Nous aurons tout de même appris que François Hollande ne lit jamais de romans.
On
s’en doutait. Qu’il se rassure, ce candidat sans divertissement, son
rival non plus. M. Sarkozy a beau disposer sur son bureau les titres les
plus accrocheurs et réciter par coeur les Cahiers du cinéma, il
restera l’homme qui a renvoyé la princesse de Clèves aux poubelles de
l’histoire. Et c’était mieux ainsi. Il y avait quelque chose de
sympathique chez cet homme qui ne craignait pas de révéler que lire lui
cassait les pieds. J’avoue que je ne l’ai pas vu sans regret
s’appliquer, comme Jacques Chirac en son temps, à rejoindre le général
de Gaulle et François Mitterrand à l’étage supérieur des présidents
nourris de littérature, d’histoire et de géographie. Notez que Chirac
avait astucieusement choisi les arts primitifs, qu’il devait rebaptiser
arts premiers, parce que l’on pouvait en dire n’importe quoi ; c’était
une science neuve qu’il n’y avait qu’à inventer. Son successeur en
choisissant les lettres est obligé de reprendre tout le programme du
Moyen Âge à nos jours, d’aller en une heure de Christine de Pisan à
Michel Houellebecq, puisqu’on l’apprend dans les écoles. Je comprends
Hollande qui s’est affranchi du roman et ne cite que des philosophes du
XVIIIe siècle. Avec ces grands bavards, on peut affronter n’importe
quelle campagne électorale.
Tout de même, aucun roman c’est beaucoup.
Le général de Gaulle adorait Henry Bordeaux, Georges Pompidou l’
Aurélien d’Aragon,
Valéry Giscard d’Estaing les odeurs mouillées de Maupassant. Et Roger
Nimier, dont ce sera bientôt le cinquantenaire de la mort, en a fait le
Robert de Cheverny des
Enfants tristes.
J’ignore quel romancier pourrait faire un personnage de François Hollande. Il décourage le talent.

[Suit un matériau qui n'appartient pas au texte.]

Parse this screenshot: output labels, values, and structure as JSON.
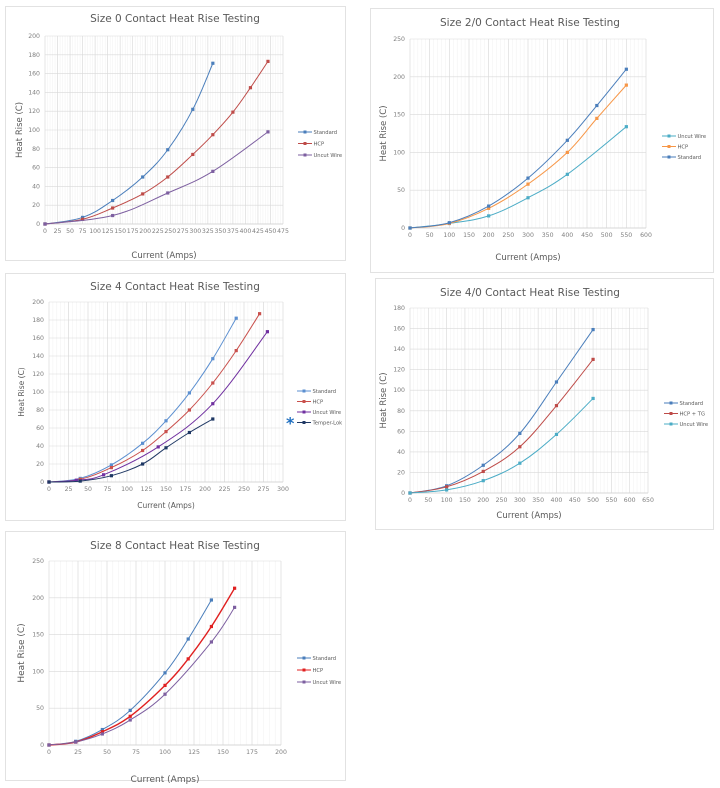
{
  "chart_data": [
    {
      "type": "line",
      "title": "Size 0 Contact Heat Rise Testing",
      "xlabel": "Current (Amps)",
      "ylabel": "Heat Rise (C)",
      "xlim": [
        0,
        475
      ],
      "xstep": 25,
      "ylim": [
        0,
        200
      ],
      "ystep": 20,
      "grid": true,
      "legend_position": "right",
      "xticks": [
        "0",
        "25",
        "50",
        "75",
        "100",
        "125",
        "150",
        "175",
        "200",
        "225",
        "250",
        "275",
        "300",
        "325",
        "350",
        "375",
        "400",
        "425",
        "450",
        "475"
      ],
      "yticks": [
        "0",
        "20",
        "40",
        "60",
        "80",
        "100",
        "120",
        "140",
        "160",
        "180",
        "200"
      ],
      "series": [
        {
          "name": "Standard",
          "color": "#4a7ebb",
          "x": [
            0,
            75,
            135,
            195,
            245,
            295,
            335
          ],
          "y": [
            0,
            7,
            25,
            50,
            79,
            122,
            171
          ]
        },
        {
          "name": "HCP",
          "color": "#be4b48",
          "x": [
            0,
            75,
            135,
            195,
            245,
            295,
            335,
            375,
            410,
            445
          ],
          "y": [
            0,
            5,
            17,
            32,
            50,
            74,
            95,
            119,
            145,
            173
          ]
        },
        {
          "name": "Uncut Wire",
          "color": "#7d5fa0",
          "x": [
            0,
            135,
            245,
            335,
            445
          ],
          "y": [
            0,
            9,
            33,
            56,
            98
          ]
        }
      ]
    },
    {
      "type": "line",
      "title": "Size 2/0 Contact Heat Rise Testing",
      "xlabel": "Current (Amps)",
      "ylabel": "Heat Rise (C)",
      "xlim": [
        0,
        600
      ],
      "xstep": 50,
      "ylim": [
        0,
        250
      ],
      "ystep": 50,
      "grid": true,
      "legend_position": "right",
      "xticks": [
        "0",
        "50",
        "100",
        "150",
        "200",
        "250",
        "300",
        "350",
        "400",
        "450",
        "500",
        "550",
        "600"
      ],
      "yticks": [
        "0",
        "50",
        "100",
        "150",
        "200",
        "250"
      ],
      "series": [
        {
          "name": "Uncut Wire",
          "color": "#4bacc6",
          "x": [
            0,
            100,
            200,
            300,
            400,
            550
          ],
          "y": [
            0,
            6,
            16,
            40,
            71,
            134
          ]
        },
        {
          "name": "HCP",
          "color": "#f79646",
          "x": [
            0,
            100,
            200,
            300,
            400,
            475,
            550
          ],
          "y": [
            0,
            6,
            26,
            58,
            100,
            145,
            189
          ]
        },
        {
          "name": "Standard",
          "color": "#4a7ebb",
          "x": [
            0,
            100,
            200,
            300,
            400,
            475,
            550
          ],
          "y": [
            0,
            7,
            29,
            66,
            116,
            162,
            210
          ]
        }
      ]
    },
    {
      "type": "line",
      "title": "Size 4 Contact Heat Rise Testing",
      "xlabel": "Current (Amps)",
      "ylabel": "Heat Rise (C)",
      "xlim": [
        0,
        300
      ],
      "xstep": 25,
      "ylim": [
        0,
        200
      ],
      "ystep": 20,
      "grid": true,
      "legend_position": "right",
      "annotation": "*",
      "xticks": [
        "0",
        "25",
        "50",
        "75",
        "100",
        "125",
        "150",
        "175",
        "200",
        "225",
        "250",
        "275",
        "300"
      ],
      "yticks": [
        "0",
        "20",
        "40",
        "60",
        "80",
        "100",
        "120",
        "140",
        "160",
        "180",
        "200"
      ],
      "series": [
        {
          "name": "Standard",
          "color": "#5b8fd0",
          "x": [
            0,
            40,
            80,
            120,
            150,
            180,
            210,
            240
          ],
          "y": [
            0,
            4,
            19,
            43,
            68,
            99,
            137,
            182
          ]
        },
        {
          "name": "HCP",
          "color": "#c9504c",
          "x": [
            0,
            40,
            80,
            120,
            150,
            180,
            210,
            240,
            270
          ],
          "y": [
            0,
            3,
            16,
            35,
            56,
            80,
            110,
            146,
            187
          ]
        },
        {
          "name": "Uncut Wire",
          "color": "#7030a0",
          "x": [
            0,
            35,
            70,
            140,
            210,
            280
          ],
          "y": [
            0,
            2,
            8,
            39,
            87,
            167
          ]
        },
        {
          "name": "Temper-Lok",
          "color": "#1f3864",
          "x": [
            0,
            40,
            80,
            120,
            150,
            180,
            210
          ],
          "y": [
            0,
            1,
            7,
            20,
            38,
            55,
            70
          ]
        }
      ]
    },
    {
      "type": "line",
      "title": "Size 4/0 Contact Heat Rise Testing",
      "xlabel": "Current (Amps)",
      "ylabel": "Heat Rise (C)",
      "xlim": [
        0,
        650
      ],
      "xstep": 50,
      "ylim": [
        0,
        180
      ],
      "ystep": 20,
      "grid": true,
      "legend_position": "right",
      "xticks": [
        "0",
        "50",
        "100",
        "150",
        "200",
        "250",
        "300",
        "350",
        "400",
        "450",
        "500",
        "550",
        "600",
        "650"
      ],
      "yticks": [
        "0",
        "20",
        "40",
        "60",
        "80",
        "100",
        "120",
        "140",
        "160",
        "180"
      ],
      "series": [
        {
          "name": "Standard",
          "color": "#4a7ebb",
          "x": [
            0,
            100,
            200,
            300,
            400,
            500
          ],
          "y": [
            0,
            7,
            27,
            58,
            108,
            159
          ]
        },
        {
          "name": "HCP + TG",
          "color": "#be4b48",
          "x": [
            0,
            100,
            200,
            300,
            400,
            500
          ],
          "y": [
            0,
            6,
            21,
            45,
            85,
            130
          ]
        },
        {
          "name": "Uncut Wire",
          "color": "#4bacc6",
          "x": [
            0,
            100,
            200,
            300,
            400,
            500
          ],
          "y": [
            0,
            3,
            12,
            29,
            57,
            92
          ]
        }
      ]
    },
    {
      "type": "line",
      "title": "Size 8 Contact Heat Rise Testing",
      "xlabel": "Current (Amps)",
      "ylabel": "Heat Rise (C)",
      "xlim": [
        0,
        200
      ],
      "xstep": 25,
      "ylim": [
        0,
        250
      ],
      "ystep": 50,
      "grid": true,
      "legend_position": "right",
      "xticks": [
        "0",
        "25",
        "50",
        "75",
        "100",
        "125",
        "150",
        "175",
        "200"
      ],
      "yticks": [
        "0",
        "50",
        "100",
        "150",
        "200",
        "250"
      ],
      "series": [
        {
          "name": "Standard",
          "color": "#4a7ebb",
          "x": [
            0,
            23,
            46,
            70,
            100,
            120,
            140
          ],
          "y": [
            0,
            5,
            21,
            47,
            98,
            144,
            197
          ]
        },
        {
          "name": "HCP",
          "color": "#e02020",
          "x": [
            0,
            23,
            46,
            70,
            100,
            120,
            140,
            160
          ],
          "y": [
            0,
            4,
            18,
            39,
            81,
            117,
            161,
            213
          ]
        },
        {
          "name": "Uncut Wire",
          "color": "#7d5fa0",
          "x": [
            0,
            23,
            46,
            70,
            100,
            140,
            160
          ],
          "y": [
            0,
            4,
            15,
            34,
            69,
            140,
            187
          ]
        }
      ]
    }
  ]
}
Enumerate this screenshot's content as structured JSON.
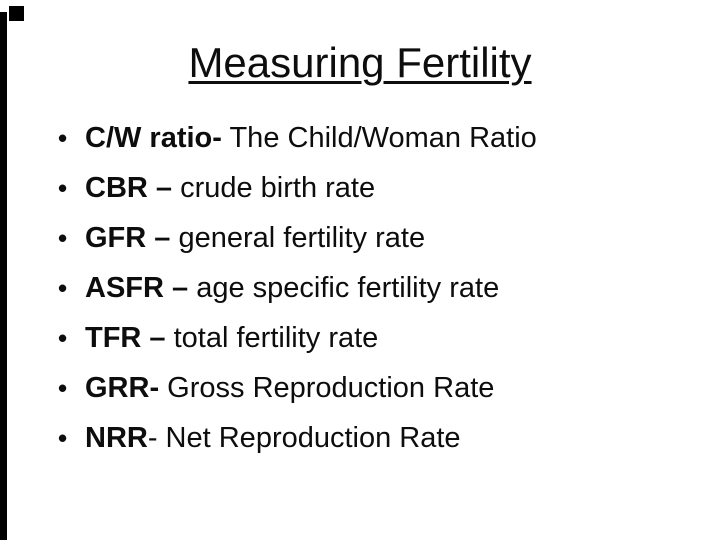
{
  "slide": {
    "title": "Measuring Fertility",
    "bullet_glyph": "•",
    "bullets": [
      {
        "term": "C/W ratio-",
        "rest": " The Child/Woman Ratio"
      },
      {
        "term": "CBR –",
        "rest": " crude birth rate"
      },
      {
        "term": "GFR –",
        "rest": " general fertility rate"
      },
      {
        "term": "ASFR –",
        "rest": " age specific fertility rate"
      },
      {
        "term": "TFR –",
        "rest": " total fertility rate"
      },
      {
        "term": "GRR-",
        "rest": " Gross Reproduction Rate"
      },
      {
        "term": "NRR",
        "rest": "- Net Reproduction Rate"
      }
    ],
    "colors": {
      "text": "#0d0d0d",
      "background": "#ffffff",
      "edge_marks": "#000000"
    }
  }
}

Et pourtant, qu’il est français ! Je le verrais bien chez un de ces
romanciers de la IVe République qui écrivaient des livres solides et
documentés. Chez Maurice Druon par exemple. Dans la suite des Grandes Familles : la Chute des corps et Rendez-vous aux enfers.
C’était excellent dans le genre. Tandis que Nicolas Sarkozy est
nettement plus contemporain. Je ne citerai pas de nom d’auteur. Il n’y a
que l’embarras du choix. Vous voyez ce que je veux dire, et j’en ai
déjà trop dit. On va bientôt remettre les prix littéraires de printemps
et il y a assez de compétition comme ça. N’en rajoutons pas avec de la
politique. Quoiqu’il me semble que du côté des écrivains, la réserve est
de mise. On voit les cultureux, les fonctionnaires à tempérament, les
habitués des postes faire leur cour aux socialistes après avoir lâché
les libéraux. C’est bien normal. C’est de jobs qu’il s’agit.
Depuis Chirac, et tant d’exemples me montent aux lèvres de délégués à
ceci ou membres de cela, le train passe tous les cinq ans et il faut se
dépêcher de monter dedans, surtout qu’avec l’austérité qui vient, les
places seront rares. Mais les écrivains, l’avez-vous remarqué, se
taisent. Ceux qui sont allés déjeuner chez le président Sarkozy
s’empressent de le faire oublier, un peu vite peut-être. Les autres sont
ailleurs. Les présidents ne les impressionnent plus. C’est notre
première élection sans littérature.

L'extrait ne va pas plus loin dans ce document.